Sébastien Rigot estime surtout qu’il est crucial de savoir où se trouvent les limites du hors-site. “Chaque procédé, chaque technologie a ses avantages et ses inconvénients. Il faut absolument les connaître pour savoir quel est le champ des possibles”. Au-delà de la seule formation, il affirme que l’expérience du terrain est également un atout non négligeable car “il y a une part d’intuitif dans tout cela”.

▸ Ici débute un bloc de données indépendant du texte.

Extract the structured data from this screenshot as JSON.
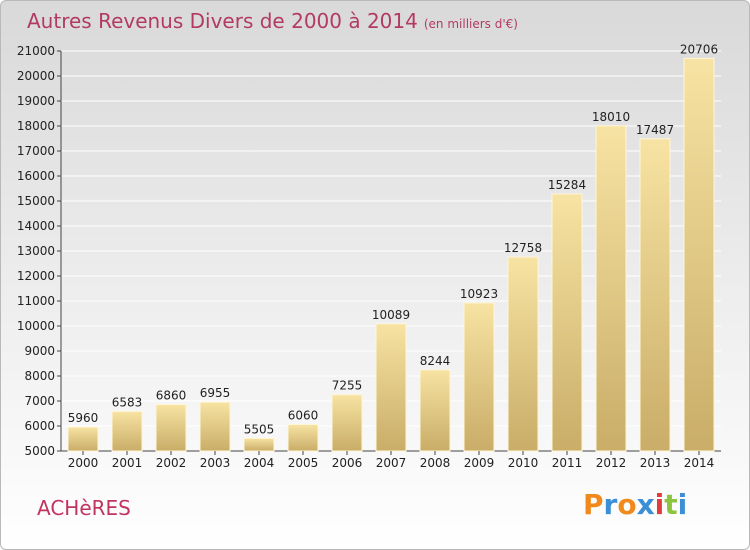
{
  "title": "Autres Revenus Divers de 2000 à 2014",
  "subtitle": "(en milliers d'€)",
  "place": "ACHèRES",
  "logo": {
    "letters": [
      "P",
      "r",
      "o",
      "x",
      "i",
      "t",
      "i"
    ],
    "colors": [
      "#f08a1c",
      "#3a8fd6",
      "#f08a1c",
      "#3a8fd6",
      "#e23b3b",
      "#8cc63f",
      "#3a8fd6"
    ]
  },
  "colors": {
    "bar_light": "#f7e3a3",
    "bar_dark": "#c9ad68",
    "title": "#b23a64",
    "grid": "#ffffff"
  },
  "chart_data": {
    "type": "bar",
    "categories": [
      "2000",
      "2001",
      "2002",
      "2003",
      "2004",
      "2005",
      "2006",
      "2007",
      "2008",
      "2009",
      "2010",
      "2011",
      "2012",
      "2013",
      "2014"
    ],
    "values": [
      5960,
      6583,
      6860,
      6955,
      5505,
      6060,
      7255,
      10089,
      8244,
      10923,
      12758,
      15284,
      18010,
      17487,
      20706
    ],
    "ylim": [
      5000,
      21000
    ],
    "yticks": [
      5000,
      6000,
      7000,
      8000,
      9000,
      10000,
      11000,
      12000,
      13000,
      14000,
      15000,
      16000,
      17000,
      18000,
      19000,
      20000,
      21000
    ],
    "grid": true
  }
}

Une acculturation indispensable de tout le secteur, du bureau d’étude au chantier

Les entreprises générales ne sont pas les seules à être désarçonnées par l’introduction d’une nouvelle façon de penser la construction et par les méthodes innovantes du hors-site. “Ce qui est compliqué, c’est la relation avec les architectes et les bureaux d’étude qui n’arrivent pas à avoir de repères et à faire la corrélation entre l’industrialisé et le traditionnel, explique Charles Boisseau, qui souligne que ce problème concerne particulièrement la thermique des bâtiments. Nous avons trop souvent affaire à des thermiciens qui modélisent des scénarios de chauffage qui marchent très bien dans du traditionnel mais qui sont totalement inadaptés à la construction industrialisée, soupire-t-il. Le chef d’entreprise a pris le parti d’organiser régulièrement des journées portes ouvertes pour acclimater ses partenaires, bureaux d’étude en tête, au sujet de l’industrialisé. “On les emmène dans l’usine pour qu’ils comprennent que les préconisations qu’ils nous font ne marchent pas avec le hors-site”.

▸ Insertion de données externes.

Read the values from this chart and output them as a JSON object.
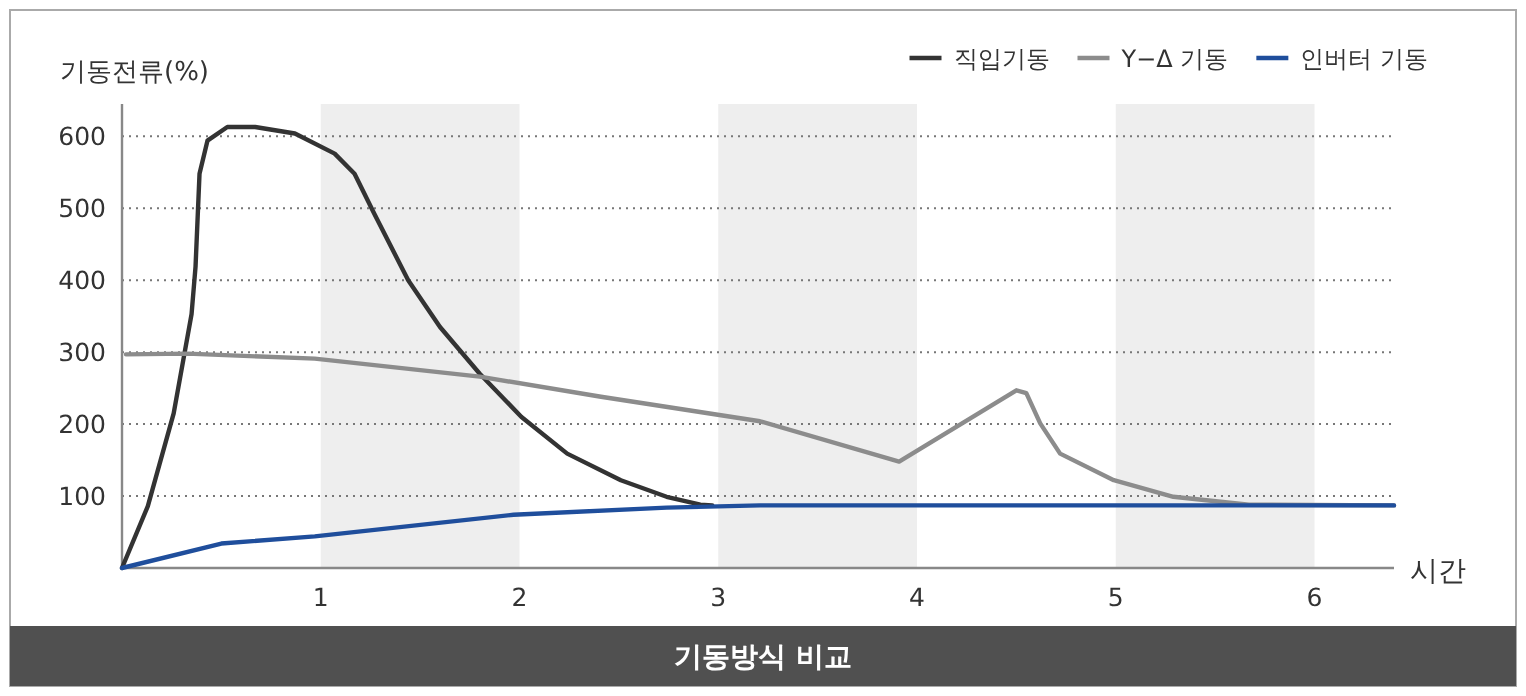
{
  "chart_data": {
    "type": "line",
    "title": "기동방식 비교",
    "xlabel": "시간",
    "ylabel": "기동전류(%)",
    "xlim": [
      0,
      6.4
    ],
    "ylim": [
      0,
      645
    ],
    "xticks": [
      1,
      2,
      3,
      4,
      5,
      6
    ],
    "yticks": [
      100,
      200,
      300,
      400,
      500,
      600
    ],
    "grid": "y",
    "legend": "top right",
    "line_style": "solid",
    "marker": "none",
    "bands": [
      {
        "axis": "x",
        "from": 1,
        "to": 2,
        "color": "#eeeeee"
      },
      {
        "axis": "x",
        "from": 3,
        "to": 4,
        "color": "#eeeeee"
      },
      {
        "axis": "x",
        "from": 5,
        "to": 6,
        "color": "#eeeeee"
      }
    ],
    "series": [
      {
        "name": "직입기동",
        "color": "#333333",
        "x": [
          0,
          0.13,
          0.26,
          0.35,
          0.37,
          0.39,
          0.43,
          0.53,
          0.67,
          0.87,
          1.07,
          1.17,
          1.27,
          1.44,
          1.6,
          1.8,
          2.01,
          2.24,
          2.51,
          2.74,
          2.91,
          2.97
        ],
        "values": [
          0,
          86,
          215,
          353,
          419,
          548,
          594,
          613,
          613,
          604,
          576,
          548,
          492,
          400,
          335,
          270,
          210,
          159,
          122,
          99,
          88,
          87
        ]
      },
      {
        "name": "Y−Δ 기동",
        "color": "#8c8c8c",
        "x": [
          0.02,
          0.33,
          0.97,
          1.8,
          2.41,
          3.21,
          3.91,
          4.5,
          4.55,
          4.62,
          4.72,
          4.99,
          5.29,
          5.67,
          6.4
        ],
        "values": [
          297,
          298,
          291,
          266,
          238,
          204,
          148,
          247,
          243,
          201,
          159,
          122,
          99,
          88,
          87
        ]
      },
      {
        "name": "인버터 기동",
        "color": "#1f4e9c",
        "x": [
          0,
          0.5,
          0.97,
          1.97,
          2.74,
          3.21,
          4,
          5,
          6,
          6.4
        ],
        "values": [
          0,
          34,
          44,
          74,
          84,
          87,
          87,
          87,
          87,
          87
        ]
      }
    ]
  }
}
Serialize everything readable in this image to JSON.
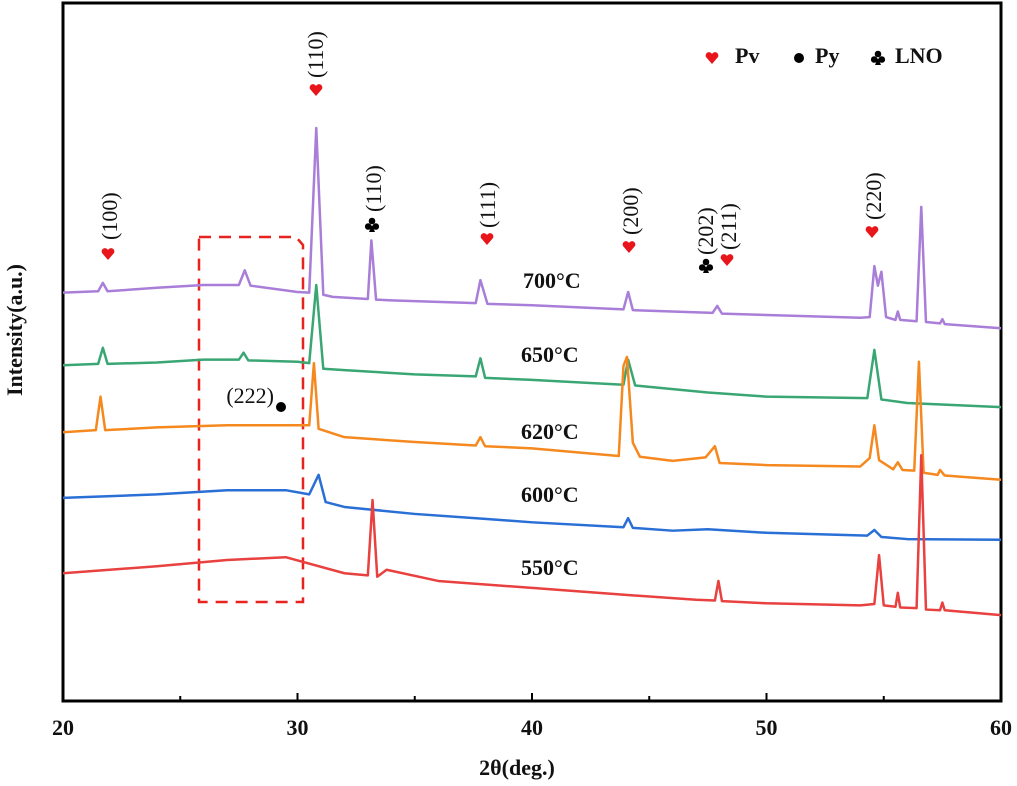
{
  "chart_data": {
    "type": "line",
    "x_label": "2θ(deg.)",
    "y_label": "Intensity(a.u.)",
    "xlim": [
      20,
      60
    ],
    "xticks": [
      20,
      30,
      40,
      50,
      60
    ],
    "xminorticks": [
      25,
      35,
      45,
      55
    ],
    "ylim": [
      0,
      100
    ],
    "series": [
      {
        "name": "700°C",
        "color": "#a97ed8",
        "x": [
          20,
          21.5,
          21.7,
          21.9,
          24,
          26,
          27.5,
          27.75,
          28,
          30,
          30.5,
          30.8,
          31.1,
          31.5,
          33,
          33.15,
          33.35,
          34,
          37.6,
          37.8,
          38.1,
          40,
          43.9,
          44.1,
          44.3,
          47.7,
          47.9,
          48.1,
          50,
          54,
          54.4,
          54.6,
          54.75,
          54.9,
          55.1,
          55.5,
          55.6,
          55.7,
          56.4,
          56.6,
          56.8,
          57.4,
          57.5,
          57.6,
          60
        ],
        "values": [
          58.5,
          58.7,
          59.9,
          58.7,
          59.2,
          59.6,
          59.6,
          61.7,
          59.5,
          58.6,
          58.5,
          82.1,
          58.2,
          57.9,
          57.6,
          66.0,
          57.5,
          57.4,
          57.0,
          60.3,
          56.9,
          56.7,
          56.1,
          58.6,
          56.0,
          55.6,
          56.6,
          55.5,
          55.3,
          54.9,
          55.0,
          62.3,
          59.5,
          61.5,
          55.0,
          54.6,
          55.8,
          54.6,
          54.4,
          70.8,
          54.3,
          54.1,
          54.7,
          54.0,
          53.4
        ]
      },
      {
        "name": "650°C",
        "color": "#3aa673",
        "x": [
          20,
          21.5,
          21.7,
          21.9,
          24,
          26,
          27.5,
          27.7,
          27.9,
          30,
          30.5,
          30.8,
          31.1,
          32,
          35,
          37.6,
          37.8,
          38.0,
          40,
          43.9,
          44.1,
          44.4,
          47.5,
          50,
          54.3,
          54.6,
          54.9,
          56,
          60
        ],
        "values": [
          48.1,
          48.3,
          50.6,
          48.3,
          48.5,
          48.9,
          48.9,
          49.9,
          48.8,
          48.6,
          48.4,
          59.6,
          47.6,
          47.4,
          46.8,
          46.5,
          49.1,
          46.3,
          46.0,
          45.3,
          48.9,
          45.2,
          44.2,
          43.6,
          43.4,
          50.3,
          43.2,
          42.7,
          42.1
        ]
      },
      {
        "name": "620°C",
        "color": "#f5891f",
        "x": [
          20,
          21.4,
          21.6,
          21.8,
          24,
          27,
          30,
          30.5,
          30.7,
          30.9,
          32,
          35,
          37.6,
          37.8,
          38.0,
          40,
          43.7,
          43.9,
          44.05,
          44.3,
          44.6,
          46,
          47.4,
          47.8,
          48.0,
          50,
          54,
          54.4,
          54.6,
          54.8,
          55.4,
          55.6,
          55.8,
          56.3,
          56.5,
          56.7,
          57.3,
          57.4,
          57.6,
          60
        ],
        "values": [
          38.5,
          38.8,
          43.6,
          38.8,
          39.2,
          39.5,
          39.5,
          39.5,
          48.4,
          39.0,
          37.8,
          37.1,
          36.6,
          37.8,
          36.5,
          36.2,
          35.1,
          48.0,
          49.3,
          37.0,
          35.0,
          34.4,
          34.9,
          36.5,
          34.1,
          33.8,
          33.6,
          34.8,
          39.5,
          34.5,
          33.2,
          34.2,
          33.1,
          33.0,
          48.6,
          32.7,
          32.4,
          33.1,
          32.3,
          31.7
        ]
      },
      {
        "name": "600°C",
        "color": "#2a6fd6",
        "x": [
          20,
          24,
          27,
          29.5,
          30.5,
          30.9,
          31.2,
          32,
          35,
          38,
          40,
          43.9,
          44.1,
          44.3,
          46,
          47.5,
          50,
          54.3,
          54.6,
          54.9,
          56,
          60
        ],
        "values": [
          29.1,
          29.6,
          30.2,
          30.2,
          29.6,
          32.4,
          28.5,
          27.8,
          26.8,
          26.1,
          25.6,
          24.9,
          26.2,
          24.8,
          24.4,
          24.6,
          24.1,
          23.7,
          24.5,
          23.5,
          23.2,
          23.1
        ]
      },
      {
        "name": "550°C",
        "color": "#e8413f",
        "x": [
          20,
          24,
          27,
          29.5,
          32,
          33.0,
          33.2,
          33.4,
          33.8,
          36,
          40,
          44,
          47,
          47.8,
          47.95,
          48.1,
          50,
          54,
          54.6,
          54.8,
          55.0,
          55.5,
          55.6,
          55.7,
          56.4,
          56.6,
          56.8,
          57.4,
          57.5,
          57.6,
          60
        ],
        "values": [
          18.3,
          19.3,
          20.2,
          20.6,
          18.3,
          18.0,
          28.8,
          17.8,
          18.8,
          17.2,
          16.2,
          15.2,
          14.5,
          14.4,
          17.2,
          14.3,
          14.0,
          13.7,
          13.9,
          20.9,
          13.7,
          13.5,
          15.5,
          13.4,
          13.3,
          35.2,
          13.1,
          13.0,
          14.1,
          13.0,
          12.3
        ]
      }
    ],
    "legend": [
      "Pv",
      "Py",
      "LNO"
    ],
    "annotations": [
      "(100)",
      "(110)",
      "(110)",
      "(111)",
      "(200)",
      "(202)",
      "(211)",
      "(220)",
      "(222)"
    ]
  }
}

Qu’est-ce qui explique de telles difficultés ? Un manque de sensibilisation à la construction hors-site et une mauvaise compréhension de ce marché, selon les acteurs du bâtiment interrogés. “Pour l’instant, pour Monsieur et Madame Tout le monde, le hors-site ça ne veut rien dire”, estime Charles Boisseau. “Ça fait 16 ans que je travaille et je peux vous dire qu’il y a un gros travail à mener pour faire connaître le hors-site aux entreprises générales, et à tout le secteur”, abonde Sébastien Rigot. Le chef d’entreprise, qui estime que c’est sa rencontre avec le CEO du groupe Hors-Site Pascal Chazal qui lui a permis de se lancer, regrette le manque de volonté politique et un certain conservatisme qui empêchent le développement massif du hors-site.

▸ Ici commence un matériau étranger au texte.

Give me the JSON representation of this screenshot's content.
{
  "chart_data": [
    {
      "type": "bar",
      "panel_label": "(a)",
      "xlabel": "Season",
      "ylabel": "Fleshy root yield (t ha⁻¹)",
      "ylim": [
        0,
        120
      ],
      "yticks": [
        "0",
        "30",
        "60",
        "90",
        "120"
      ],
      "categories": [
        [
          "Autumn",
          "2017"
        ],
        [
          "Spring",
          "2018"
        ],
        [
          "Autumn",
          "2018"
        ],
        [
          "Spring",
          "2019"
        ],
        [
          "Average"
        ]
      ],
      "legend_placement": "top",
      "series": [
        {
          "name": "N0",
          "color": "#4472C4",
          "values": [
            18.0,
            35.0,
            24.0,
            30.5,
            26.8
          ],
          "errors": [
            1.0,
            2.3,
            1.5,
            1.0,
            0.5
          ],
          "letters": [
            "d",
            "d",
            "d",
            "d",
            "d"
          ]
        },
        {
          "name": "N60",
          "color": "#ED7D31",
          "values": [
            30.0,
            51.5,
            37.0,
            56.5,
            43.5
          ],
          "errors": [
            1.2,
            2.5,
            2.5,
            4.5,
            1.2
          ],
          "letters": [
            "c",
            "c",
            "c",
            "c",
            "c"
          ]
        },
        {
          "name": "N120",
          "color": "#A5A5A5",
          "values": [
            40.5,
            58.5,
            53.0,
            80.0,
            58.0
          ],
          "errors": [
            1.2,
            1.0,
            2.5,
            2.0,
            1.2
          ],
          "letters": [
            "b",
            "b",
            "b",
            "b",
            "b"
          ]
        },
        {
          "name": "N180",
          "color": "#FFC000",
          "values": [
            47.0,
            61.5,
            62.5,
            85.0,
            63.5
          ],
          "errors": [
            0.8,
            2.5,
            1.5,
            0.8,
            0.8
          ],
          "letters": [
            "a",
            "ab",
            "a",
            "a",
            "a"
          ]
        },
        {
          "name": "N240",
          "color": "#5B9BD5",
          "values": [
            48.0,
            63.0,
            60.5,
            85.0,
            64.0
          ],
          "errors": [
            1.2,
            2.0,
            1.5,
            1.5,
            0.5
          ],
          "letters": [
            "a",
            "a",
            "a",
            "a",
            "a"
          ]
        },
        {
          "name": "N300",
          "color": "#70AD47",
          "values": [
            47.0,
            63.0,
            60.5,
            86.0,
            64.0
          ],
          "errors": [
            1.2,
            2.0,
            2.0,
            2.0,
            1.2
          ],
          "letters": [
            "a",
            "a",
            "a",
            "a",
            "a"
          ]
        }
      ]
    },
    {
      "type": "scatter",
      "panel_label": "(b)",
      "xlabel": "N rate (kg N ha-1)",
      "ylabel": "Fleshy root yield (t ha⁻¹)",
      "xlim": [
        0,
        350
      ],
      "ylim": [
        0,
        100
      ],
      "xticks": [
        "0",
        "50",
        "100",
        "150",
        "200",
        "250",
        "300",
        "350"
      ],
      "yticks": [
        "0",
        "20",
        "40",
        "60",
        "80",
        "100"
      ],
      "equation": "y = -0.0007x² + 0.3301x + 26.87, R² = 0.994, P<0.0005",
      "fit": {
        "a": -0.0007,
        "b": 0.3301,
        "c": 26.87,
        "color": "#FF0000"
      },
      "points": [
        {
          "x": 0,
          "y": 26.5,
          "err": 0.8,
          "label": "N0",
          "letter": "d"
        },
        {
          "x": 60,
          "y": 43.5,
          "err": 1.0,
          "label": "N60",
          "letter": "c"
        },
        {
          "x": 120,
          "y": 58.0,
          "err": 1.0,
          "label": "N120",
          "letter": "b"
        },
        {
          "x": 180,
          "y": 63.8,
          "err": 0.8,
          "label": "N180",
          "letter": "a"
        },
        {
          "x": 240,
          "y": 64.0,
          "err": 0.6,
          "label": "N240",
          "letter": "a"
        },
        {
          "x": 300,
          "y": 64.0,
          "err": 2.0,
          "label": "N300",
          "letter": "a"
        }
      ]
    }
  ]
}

Trois ans après avoir lancé sa branche hors-site, le directeur du groupe Boisseau s’évertue à sensibiliser l’ensemble des acteurs de la filière. Son objectif ? Créer un véritable écosystème rassemblant des entreprises générales, des fabricants de modules, des architectes et des bureaux d’études capables d’aller proposer du hors-site à leurs clients. Une marche en avant qu’il juge “inéluctable” : “Nous avons encore affaire à des réfractaires. Mais il faut que tout le monde comprenne que si on n’industrialise pas une partie de la construction en France, avec le manque de main d’œuvre qu’on a, on ne va pas y arriver en traditionnel”. Pour faire avancer ses projets, le groupe Boisseau a pris la décision d’intégrer et de développer au maximum les compétences de conception réalisation en interne. Un parti pris qui fait grincer les dents de certains cabinets mais que celui-ci juge indispensable pour faire progresser ce mode constructif innovant. “Nous n’avons plus le temps d’attendre”, conclue Charles Boisseau.